China’s economic success has enabled it to address disparities between its urban and rural populations in healthcare. Urban and rural populations have both witnessed infant mortality rates decline below 1%, and maternal mortality rates for urban and rural mothers have declined and attained parity at the level of two per million in 2019.
Despite China’s progress in eliminating poverty, the nation continues to face obstacles in attaining its ambitious standards and supporting the needs of poor residents. Local officials’ administration of financial support is often arbitrary or impeded by stringent bureaucratic procedures, which has resulted in some poor households being denied or receiving insufficient financial support. The increased funds invested in poverty alleviation efforts has also contributed to significant “corruption and mismanagement.”
China’s Central Commission for Discipline Inspection (CCDI) reported that 730 yuan (112.21 million USD) in poverty alleviation funds were misappropriated in 2018 through violations, such as embezzlement, fraud and bribery. The government uses the CCDI to maintain oversight on how its funding is used, and officials who fail to accomplish poverty reduction in their region face expulsion from the Communist Party and “career oblivion.”
The government’s poverty alleviation efforts have also been criticized for its emphasis on the rural poor while ignoring those in urban areas who are struggling to meet high living costs. China’s poverty alleviation campaign invited high polluting industries, such as those that have been associated with reduced air and water quality in impoverished regions, causing many to question whether China’s progress is sustainable. The relocation program has also been controversial as many rural residents often relinquish their land for little compensation, only to subsequently struggle to find work in the cities. Government officials have also expressed impatience with residents who were unwilling to relocate.

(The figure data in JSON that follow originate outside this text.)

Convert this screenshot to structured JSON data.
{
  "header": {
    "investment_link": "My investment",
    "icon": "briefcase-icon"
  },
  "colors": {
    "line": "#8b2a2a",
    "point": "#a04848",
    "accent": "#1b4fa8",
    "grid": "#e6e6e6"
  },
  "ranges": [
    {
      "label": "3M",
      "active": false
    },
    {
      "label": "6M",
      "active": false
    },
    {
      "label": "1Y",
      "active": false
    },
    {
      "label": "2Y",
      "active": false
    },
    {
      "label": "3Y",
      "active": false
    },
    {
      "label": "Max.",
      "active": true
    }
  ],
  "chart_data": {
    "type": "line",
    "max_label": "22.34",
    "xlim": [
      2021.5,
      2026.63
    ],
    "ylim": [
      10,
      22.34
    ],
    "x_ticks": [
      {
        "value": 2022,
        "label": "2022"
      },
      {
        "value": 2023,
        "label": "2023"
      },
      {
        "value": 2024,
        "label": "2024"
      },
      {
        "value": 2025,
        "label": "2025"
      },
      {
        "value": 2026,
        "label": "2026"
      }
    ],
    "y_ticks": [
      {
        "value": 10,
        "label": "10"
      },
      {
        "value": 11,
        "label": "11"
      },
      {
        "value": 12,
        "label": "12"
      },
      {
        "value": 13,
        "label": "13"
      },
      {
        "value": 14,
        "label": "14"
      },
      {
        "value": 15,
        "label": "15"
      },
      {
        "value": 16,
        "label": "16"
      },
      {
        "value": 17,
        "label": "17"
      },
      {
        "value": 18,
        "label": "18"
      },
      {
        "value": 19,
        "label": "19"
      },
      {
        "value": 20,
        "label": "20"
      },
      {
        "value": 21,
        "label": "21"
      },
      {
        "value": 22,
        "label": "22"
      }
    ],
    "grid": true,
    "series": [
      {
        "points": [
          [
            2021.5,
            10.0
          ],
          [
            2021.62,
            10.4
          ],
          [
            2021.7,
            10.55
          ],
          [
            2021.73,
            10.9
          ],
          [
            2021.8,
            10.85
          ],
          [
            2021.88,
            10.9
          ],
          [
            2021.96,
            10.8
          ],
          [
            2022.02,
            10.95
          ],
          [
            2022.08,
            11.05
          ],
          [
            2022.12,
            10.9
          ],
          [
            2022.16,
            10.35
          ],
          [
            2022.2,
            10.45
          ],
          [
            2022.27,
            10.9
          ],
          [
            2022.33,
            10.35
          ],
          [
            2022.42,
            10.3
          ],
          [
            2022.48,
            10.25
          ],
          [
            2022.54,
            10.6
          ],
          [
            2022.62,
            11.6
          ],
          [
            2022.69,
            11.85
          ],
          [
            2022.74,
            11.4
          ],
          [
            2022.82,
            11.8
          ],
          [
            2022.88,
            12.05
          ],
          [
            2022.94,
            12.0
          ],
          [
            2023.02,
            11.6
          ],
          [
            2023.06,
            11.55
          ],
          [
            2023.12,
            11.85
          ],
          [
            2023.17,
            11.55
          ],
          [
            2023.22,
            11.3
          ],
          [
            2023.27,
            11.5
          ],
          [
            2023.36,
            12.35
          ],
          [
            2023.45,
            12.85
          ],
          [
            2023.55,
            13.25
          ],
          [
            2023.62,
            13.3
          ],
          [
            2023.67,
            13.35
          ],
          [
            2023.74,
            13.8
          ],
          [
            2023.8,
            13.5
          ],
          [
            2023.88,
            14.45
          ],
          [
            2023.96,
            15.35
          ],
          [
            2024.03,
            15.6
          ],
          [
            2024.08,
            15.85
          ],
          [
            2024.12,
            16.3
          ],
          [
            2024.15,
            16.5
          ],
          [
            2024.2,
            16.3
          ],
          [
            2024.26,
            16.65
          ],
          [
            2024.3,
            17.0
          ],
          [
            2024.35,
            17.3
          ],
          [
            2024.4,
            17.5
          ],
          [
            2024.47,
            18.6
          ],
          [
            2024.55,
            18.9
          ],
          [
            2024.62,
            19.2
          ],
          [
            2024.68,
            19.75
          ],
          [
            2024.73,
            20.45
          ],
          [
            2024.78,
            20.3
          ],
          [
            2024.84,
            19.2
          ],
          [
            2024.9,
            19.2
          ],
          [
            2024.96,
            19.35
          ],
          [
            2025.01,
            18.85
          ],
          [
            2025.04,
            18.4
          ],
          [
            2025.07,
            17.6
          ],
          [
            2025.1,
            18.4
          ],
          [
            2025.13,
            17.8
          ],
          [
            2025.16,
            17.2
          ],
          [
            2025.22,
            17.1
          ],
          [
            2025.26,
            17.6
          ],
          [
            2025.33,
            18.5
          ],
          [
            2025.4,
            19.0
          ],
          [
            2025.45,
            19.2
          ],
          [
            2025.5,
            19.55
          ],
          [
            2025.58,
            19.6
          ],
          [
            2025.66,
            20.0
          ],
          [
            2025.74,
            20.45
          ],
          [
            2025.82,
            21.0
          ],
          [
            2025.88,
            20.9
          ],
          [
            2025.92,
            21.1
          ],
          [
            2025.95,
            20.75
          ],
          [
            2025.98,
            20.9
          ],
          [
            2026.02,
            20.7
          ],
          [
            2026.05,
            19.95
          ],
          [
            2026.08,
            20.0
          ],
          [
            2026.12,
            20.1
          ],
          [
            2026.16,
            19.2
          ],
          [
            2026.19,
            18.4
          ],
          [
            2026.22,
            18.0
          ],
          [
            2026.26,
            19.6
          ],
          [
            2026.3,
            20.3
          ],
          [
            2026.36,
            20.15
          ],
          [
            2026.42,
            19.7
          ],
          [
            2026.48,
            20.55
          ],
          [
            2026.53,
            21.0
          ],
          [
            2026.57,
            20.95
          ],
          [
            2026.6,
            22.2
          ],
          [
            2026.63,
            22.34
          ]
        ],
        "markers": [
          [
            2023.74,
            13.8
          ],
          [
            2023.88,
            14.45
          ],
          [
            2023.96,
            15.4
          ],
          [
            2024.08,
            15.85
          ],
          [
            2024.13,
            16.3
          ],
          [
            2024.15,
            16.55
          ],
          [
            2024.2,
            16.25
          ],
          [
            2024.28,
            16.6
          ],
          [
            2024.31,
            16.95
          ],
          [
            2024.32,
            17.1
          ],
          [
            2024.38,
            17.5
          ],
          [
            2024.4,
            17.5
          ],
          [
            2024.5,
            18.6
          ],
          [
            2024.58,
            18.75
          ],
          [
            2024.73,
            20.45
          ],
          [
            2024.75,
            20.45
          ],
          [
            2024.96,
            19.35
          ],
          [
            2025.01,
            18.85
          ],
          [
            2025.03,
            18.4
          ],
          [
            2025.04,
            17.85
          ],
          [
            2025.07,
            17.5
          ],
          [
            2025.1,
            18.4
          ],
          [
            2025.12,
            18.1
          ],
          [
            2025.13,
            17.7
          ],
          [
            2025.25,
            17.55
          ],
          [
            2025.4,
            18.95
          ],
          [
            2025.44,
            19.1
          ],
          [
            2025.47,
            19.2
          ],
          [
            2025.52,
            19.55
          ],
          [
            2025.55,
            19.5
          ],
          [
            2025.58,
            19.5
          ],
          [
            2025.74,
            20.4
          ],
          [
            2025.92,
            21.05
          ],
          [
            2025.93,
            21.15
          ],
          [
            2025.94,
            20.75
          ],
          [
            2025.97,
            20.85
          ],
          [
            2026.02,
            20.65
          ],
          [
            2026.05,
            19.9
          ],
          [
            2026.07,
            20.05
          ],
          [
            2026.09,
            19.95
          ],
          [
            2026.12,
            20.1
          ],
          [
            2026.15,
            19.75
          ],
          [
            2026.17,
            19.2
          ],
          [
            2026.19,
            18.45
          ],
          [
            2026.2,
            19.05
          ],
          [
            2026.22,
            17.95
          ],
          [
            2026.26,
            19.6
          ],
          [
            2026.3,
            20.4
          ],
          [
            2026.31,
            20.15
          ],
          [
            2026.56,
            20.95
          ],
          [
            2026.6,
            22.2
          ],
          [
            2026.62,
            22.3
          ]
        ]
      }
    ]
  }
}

The progress of the poverty alleviation campaign was also complicated by the COVID-19 pandemic. During the initial four months of 2020, unemployment rose to 6.2% and one expert calculates that 80 million people in China were unemployed when rural villagers and migrant workers were included in the calculation. Despite the economic effects of the pandemic, Beijing has not relented in its endeavor to eliminate poverty, and experts doubt that China will admit to having failed to meet its goal for 2020, regardless of the state of the economy. Regardless of whether China attains its goal for 2020, experts doubt that it will abandon its endeavors to improve its people’s standard of living.
China’s efforts towards eradicating poverty have yielded tremendous success, yet the government and the country’s people will be responsible for ensuring that its progress is sustainable and results in tangible improvements to the standard of living of people in urban and rural areas.